Microeconomic View of International Trade

Here’s a little refresher on the microeconomic view of international trade. For simplicity, we assume perfectly competitive domestic and international markets. That means domestic consumers can buy as much foreign goods as they want without affecting the world price. Similarly, domestic producers can sell as much as they want in foreign markets without affecting the world price. While not essential to the basic results, these assumptions make the graphs easier to interpret (and draw!).

First, let’s establish the baseline: no trade. The graph below shows the market for some product in a closed economy. Supply and demand refresher: price is on the vertical axis and quantity on the horizontal. The demand curve shows the relationship between price and the quantity consumers will buy (with other factors held constant). That is, the demand curve shows how much people are “willing and able” to pay for the product at each price. It’s downward sloping because of the law of demand: the more things cost, the less people are willing to buy it.

Supply Demand 1

The supply curve shows how much producers are will to sell at various prices. It is upward sloping because marginal costs increase in the short-run (fixed assets) as output increases. The place where supply and demand intersect is the market equilibrium. The price, p*, is the “market clearing price” because, at that price, consumers are willing and able to buy exactly the amount suppliers make available.

In a competitive market, this equilibrium maximizes total social benefit, as measured by the sum of consumer and producer surpluses. Each surplus is simply a measure of the gains from each individual transaction. For example, the difference between what a consumer is willing to pay (i.e., demand) and what he actually pays (i.e., price). Note that while this result is efficient (makes the largest total social benefit), there are still people who are unhappy with the arrangement. There are consumers who are not willing (or able) to purchase the good at price p*. Similarly, there are sellers whose costs are too high to stay in business when prices are at p*.

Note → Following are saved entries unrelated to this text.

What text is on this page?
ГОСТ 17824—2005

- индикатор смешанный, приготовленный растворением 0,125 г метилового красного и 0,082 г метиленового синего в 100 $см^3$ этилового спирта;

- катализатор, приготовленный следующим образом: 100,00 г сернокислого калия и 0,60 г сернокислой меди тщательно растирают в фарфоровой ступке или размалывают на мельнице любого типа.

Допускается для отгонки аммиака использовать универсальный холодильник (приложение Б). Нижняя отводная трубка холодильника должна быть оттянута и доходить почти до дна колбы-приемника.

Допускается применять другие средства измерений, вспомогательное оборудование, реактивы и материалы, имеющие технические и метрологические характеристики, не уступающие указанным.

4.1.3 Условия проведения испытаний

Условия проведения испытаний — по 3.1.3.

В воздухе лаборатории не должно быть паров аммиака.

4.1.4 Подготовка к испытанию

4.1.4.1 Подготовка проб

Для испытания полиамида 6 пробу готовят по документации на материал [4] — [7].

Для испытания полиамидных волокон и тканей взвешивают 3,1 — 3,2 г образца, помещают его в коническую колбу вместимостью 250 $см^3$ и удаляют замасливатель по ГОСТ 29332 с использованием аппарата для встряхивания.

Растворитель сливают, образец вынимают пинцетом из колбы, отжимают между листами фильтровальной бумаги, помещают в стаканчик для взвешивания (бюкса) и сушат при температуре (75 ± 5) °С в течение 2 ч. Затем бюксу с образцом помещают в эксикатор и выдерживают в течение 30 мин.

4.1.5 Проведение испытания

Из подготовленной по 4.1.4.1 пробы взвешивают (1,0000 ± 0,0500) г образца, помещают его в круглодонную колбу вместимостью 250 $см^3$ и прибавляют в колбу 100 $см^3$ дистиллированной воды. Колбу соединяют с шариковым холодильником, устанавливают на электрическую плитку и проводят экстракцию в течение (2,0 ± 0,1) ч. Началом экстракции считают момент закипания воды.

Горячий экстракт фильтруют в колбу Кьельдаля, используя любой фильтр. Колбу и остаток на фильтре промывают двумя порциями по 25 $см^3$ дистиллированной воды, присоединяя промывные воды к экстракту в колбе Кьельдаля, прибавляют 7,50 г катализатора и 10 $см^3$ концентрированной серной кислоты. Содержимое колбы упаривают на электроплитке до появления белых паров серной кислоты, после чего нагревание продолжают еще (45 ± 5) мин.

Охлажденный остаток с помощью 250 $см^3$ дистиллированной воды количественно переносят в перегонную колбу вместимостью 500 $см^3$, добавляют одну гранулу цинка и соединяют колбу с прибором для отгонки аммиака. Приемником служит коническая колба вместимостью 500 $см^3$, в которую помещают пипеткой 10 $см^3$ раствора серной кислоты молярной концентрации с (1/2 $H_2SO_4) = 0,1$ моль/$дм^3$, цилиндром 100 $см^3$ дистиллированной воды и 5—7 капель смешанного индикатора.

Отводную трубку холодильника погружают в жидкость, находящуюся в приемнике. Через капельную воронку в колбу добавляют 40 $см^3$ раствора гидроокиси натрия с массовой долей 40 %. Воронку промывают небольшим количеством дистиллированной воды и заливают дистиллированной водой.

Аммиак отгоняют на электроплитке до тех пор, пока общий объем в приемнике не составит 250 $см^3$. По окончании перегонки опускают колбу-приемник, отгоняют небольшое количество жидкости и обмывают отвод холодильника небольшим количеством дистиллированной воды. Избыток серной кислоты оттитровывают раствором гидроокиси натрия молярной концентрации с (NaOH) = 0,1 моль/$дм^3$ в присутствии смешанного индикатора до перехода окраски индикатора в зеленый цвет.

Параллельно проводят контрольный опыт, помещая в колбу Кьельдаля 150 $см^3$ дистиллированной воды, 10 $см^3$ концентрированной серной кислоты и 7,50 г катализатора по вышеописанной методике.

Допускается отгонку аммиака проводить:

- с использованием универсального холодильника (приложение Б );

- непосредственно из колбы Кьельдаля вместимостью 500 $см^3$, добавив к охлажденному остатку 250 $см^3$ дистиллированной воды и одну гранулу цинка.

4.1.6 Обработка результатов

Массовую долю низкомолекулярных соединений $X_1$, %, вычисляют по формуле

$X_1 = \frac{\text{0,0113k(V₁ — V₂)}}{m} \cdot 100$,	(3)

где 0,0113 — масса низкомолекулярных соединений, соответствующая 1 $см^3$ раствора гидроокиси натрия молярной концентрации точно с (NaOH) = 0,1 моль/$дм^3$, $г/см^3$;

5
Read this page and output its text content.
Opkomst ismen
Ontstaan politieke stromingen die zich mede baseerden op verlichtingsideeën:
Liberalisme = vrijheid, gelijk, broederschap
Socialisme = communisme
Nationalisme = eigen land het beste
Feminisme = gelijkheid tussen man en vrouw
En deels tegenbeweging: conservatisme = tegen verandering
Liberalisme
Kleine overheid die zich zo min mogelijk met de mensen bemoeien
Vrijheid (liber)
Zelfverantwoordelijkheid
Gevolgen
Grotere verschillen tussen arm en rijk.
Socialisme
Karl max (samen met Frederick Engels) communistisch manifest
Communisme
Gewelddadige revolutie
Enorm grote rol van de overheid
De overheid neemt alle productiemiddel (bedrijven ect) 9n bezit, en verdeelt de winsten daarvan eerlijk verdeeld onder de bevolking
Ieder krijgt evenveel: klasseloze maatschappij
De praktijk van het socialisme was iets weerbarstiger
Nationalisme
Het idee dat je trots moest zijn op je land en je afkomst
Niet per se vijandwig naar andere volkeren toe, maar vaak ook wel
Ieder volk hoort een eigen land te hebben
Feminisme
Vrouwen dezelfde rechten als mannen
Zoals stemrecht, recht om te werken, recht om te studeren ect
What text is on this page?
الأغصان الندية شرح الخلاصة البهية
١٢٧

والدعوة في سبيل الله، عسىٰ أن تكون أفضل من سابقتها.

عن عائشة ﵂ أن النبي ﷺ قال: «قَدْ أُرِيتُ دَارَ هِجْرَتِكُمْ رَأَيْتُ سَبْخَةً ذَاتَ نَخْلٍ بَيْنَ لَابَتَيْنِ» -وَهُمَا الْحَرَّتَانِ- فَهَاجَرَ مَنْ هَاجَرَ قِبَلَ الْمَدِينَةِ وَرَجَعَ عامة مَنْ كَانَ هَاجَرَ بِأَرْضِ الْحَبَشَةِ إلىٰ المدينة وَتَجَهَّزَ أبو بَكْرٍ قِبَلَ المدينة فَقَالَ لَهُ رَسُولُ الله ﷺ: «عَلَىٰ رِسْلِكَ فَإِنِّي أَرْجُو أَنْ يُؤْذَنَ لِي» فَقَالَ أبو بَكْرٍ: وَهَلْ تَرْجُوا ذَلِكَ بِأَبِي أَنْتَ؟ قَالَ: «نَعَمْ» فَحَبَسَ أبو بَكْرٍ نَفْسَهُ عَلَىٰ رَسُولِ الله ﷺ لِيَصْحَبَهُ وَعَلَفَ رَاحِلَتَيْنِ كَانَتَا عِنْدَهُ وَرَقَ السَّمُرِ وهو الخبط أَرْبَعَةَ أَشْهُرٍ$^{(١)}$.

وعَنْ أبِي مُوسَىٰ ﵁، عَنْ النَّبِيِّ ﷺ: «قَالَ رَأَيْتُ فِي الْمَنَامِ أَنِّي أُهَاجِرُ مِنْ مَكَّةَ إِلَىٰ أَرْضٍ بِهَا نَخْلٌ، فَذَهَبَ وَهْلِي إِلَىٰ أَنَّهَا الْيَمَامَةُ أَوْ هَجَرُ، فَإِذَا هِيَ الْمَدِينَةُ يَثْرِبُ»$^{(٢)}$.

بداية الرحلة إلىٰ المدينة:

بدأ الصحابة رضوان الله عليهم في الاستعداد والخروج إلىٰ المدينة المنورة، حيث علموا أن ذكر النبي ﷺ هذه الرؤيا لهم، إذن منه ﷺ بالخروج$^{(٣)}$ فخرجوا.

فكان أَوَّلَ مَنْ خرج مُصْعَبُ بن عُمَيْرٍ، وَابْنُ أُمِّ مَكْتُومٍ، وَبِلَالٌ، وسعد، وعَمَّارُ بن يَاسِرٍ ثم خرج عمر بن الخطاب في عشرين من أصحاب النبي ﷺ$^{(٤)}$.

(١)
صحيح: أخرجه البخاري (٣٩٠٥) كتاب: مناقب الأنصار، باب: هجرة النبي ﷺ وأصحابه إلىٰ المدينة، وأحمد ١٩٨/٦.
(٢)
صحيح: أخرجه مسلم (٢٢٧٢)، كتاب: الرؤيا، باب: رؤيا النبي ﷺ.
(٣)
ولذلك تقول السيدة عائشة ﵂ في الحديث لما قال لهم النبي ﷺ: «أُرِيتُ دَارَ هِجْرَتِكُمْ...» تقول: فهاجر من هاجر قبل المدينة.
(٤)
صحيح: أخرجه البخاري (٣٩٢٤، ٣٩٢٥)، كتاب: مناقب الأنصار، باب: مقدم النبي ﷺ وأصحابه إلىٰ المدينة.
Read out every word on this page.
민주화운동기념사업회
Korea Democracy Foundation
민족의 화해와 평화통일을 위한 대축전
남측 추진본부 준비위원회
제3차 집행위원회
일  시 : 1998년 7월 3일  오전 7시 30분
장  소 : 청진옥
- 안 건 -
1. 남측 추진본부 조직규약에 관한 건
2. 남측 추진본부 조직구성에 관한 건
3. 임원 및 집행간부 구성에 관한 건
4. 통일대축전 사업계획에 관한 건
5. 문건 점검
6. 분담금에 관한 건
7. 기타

Now, if we make this an open economy, and the domestic suppliers have a comparative advantage over foreign suppliers (i.e., produce at lower opportunity cost), the world price will exceed the domestic price, as shown below. In this case, those unhappy producers in the closed economy might be able to sell their wares at the higher global price. The catch is, producers will divert production to satisfy world demand at the higher price, and domestic consumers are hurt. They end up consuming less product at a higher price. However, the total amount of surplus increases overall.

Supply Demand Export

Suppose instead that the world price is lower than the domestic price was in the closed economy. In this case, consumers are better off because they can consume more of the product and at a lower price. The domestic producers, however, have to compete at that lower price, so some of them will not be able to survive. In this scenario, the consumers benefit at the expense of producers, but as before, the total amount of surplus increases compared to the closed economy.

Supply Demand Import

The difference between these two scenarios is the allocation of the “pain.” In the first case (exports), the affected consumers are very numerous, and their individual expense is probably negligible (a slightly higher price paid by each of them). The producers, however, are smaller in number, so the gains are more concentrated. Similarly, in the import scenario, there are many consumers whose individual benefit is only a slightly lower price. The producers, being fewer in number, feel a bigger impact from competition. (Imagine closing a factory versus saving a couple dollars at the store.) The producers have more incentive to lobby the government for assistance in both scenarios. That basically explains why governments frequently subsidize their exporters and impose trade barriers to protect their importers. These barriers include tariffs (taxes) and quotas (limits on the amount of imports). Let’s look at a tariff.

The graph below shows the same import market with a tariff added. Since the tariff is simply a tax per unit, the after-tax world supply curve effectively moves up by the amount of the tariff. The result is an increase in output for domestic producers and a decrease in consumption by consumers, who also pay a higher price. The government also benefits from the tax revenue collected. Notice the total surplus in this scenario is reduced. This frequently occurs whenever government policies interfere in an efficient market. The loss of surplus is called “dead weight loss.” It’s like trying to transfer water with a bucket; some of it always splashes out and is wasted.

Supply Demand Import Tariff

There are many arguments producers (and politicians) use to justify trade protections. These include domestic jobs, infant industry protection, national security, and unfair competition by foreign companies. Regardless of the reason, the actual impact of protection exceeds our simple analysis because each country does not act in isolation. Once a nation imposes trade protections, the other nations impose their own protections in retaliation. The benefits a government seeks for its domestic industries, therefore, will hurt its export industries as well as its consumers. More importantly, these protections interfere in the free market’s ability to use prices as signals to guide the efficient allocation of resources.

If you want more information without getting into differential equations, pick up any introductory macroeconomics textbook. I’ve taught with N. Gregory Mankiw’s Essentials of Economics, Robert Frank and Ben Bernanke’s Principles of Economics, and Thomas Sowell’s Basic Economics. Mankiw does the best job of covering trade.